Disputes involving whenua Māori are often delicate and complex. Going through a court process can sometimes make disputes worse.
Last updated: Wednesday, 6 July 2022 | Rāapa, 06 Hōngongoi, 2022
What's on this page?
Changes introduced by Te Ture Whenua Māori (Succession, Dispute Resolution, and Related Matters) Amendment Act 2020 update Te Ture Whenua Māori Act 1993 to better support whānau to resolve their disputes about their land.

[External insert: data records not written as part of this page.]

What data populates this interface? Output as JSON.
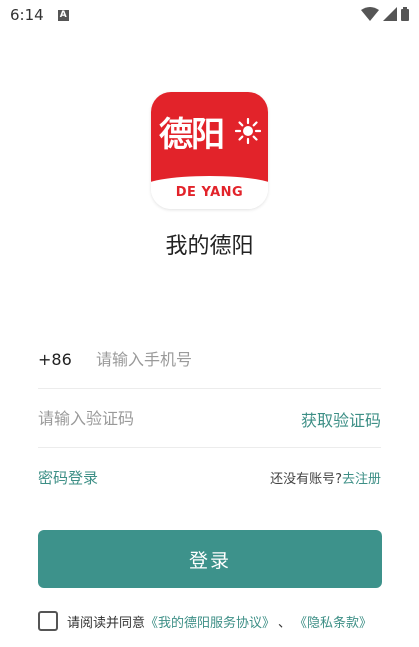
{
  "status_bar": {
    "time": "6:14",
    "notification_icon": "a-icon",
    "icons": [
      "wifi-icon",
      "signal-icon",
      "battery-icon"
    ]
  },
  "logo": {
    "glyph_text": "德阳",
    "caption": "DE YANG"
  },
  "app_name": "我的德阳",
  "phone": {
    "country_code": "+86",
    "placeholder": "请输入手机号",
    "value": ""
  },
  "code": {
    "placeholder": "请输入验证码",
    "value": "",
    "get_code_label": "获取验证码"
  },
  "links": {
    "password_login": "密码登录",
    "no_account_text": "还没有账号?",
    "register_label": "去注册"
  },
  "login_button": "登录",
  "agreement": {
    "checked": false,
    "prefix": "请阅读并同意",
    "service_terms": "《我的德阳服务协议》",
    "separator": "、",
    "privacy_terms": "《隐私条款》"
  },
  "colors": {
    "accent": "#3d928b",
    "link": "#3d8f86",
    "brand_red": "#e2232a"
  }
}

Te Ture Whenua Māori Act has been changed in the following areas. These changes come into force on Waitangi Day, 6 February 2021:
- Court processes can be time consuming and costly. The Act now enables whānau to use a free tikanga-based mediation service to resolve disputes in private and without a court hearing. Mediation, when entered into in good faith and in the right circumstances, can give the parties involved more control over decisions made about their land, lead to more sustainable solutions, agreeable to all involved, and as a consequence can preserve relationships between the parties.
- The Act now enables Māori Land Court judges to convene a judicial settlement conference, which will enable judges to assist parties to the dispute to settle a claim or an issue.
- To help deal with disputes in Court, the Act now allows the Māori Land Court to appoint experts in tikanga Māori and whakapapa as additional members of the Court in all proceedings concerning Māori land.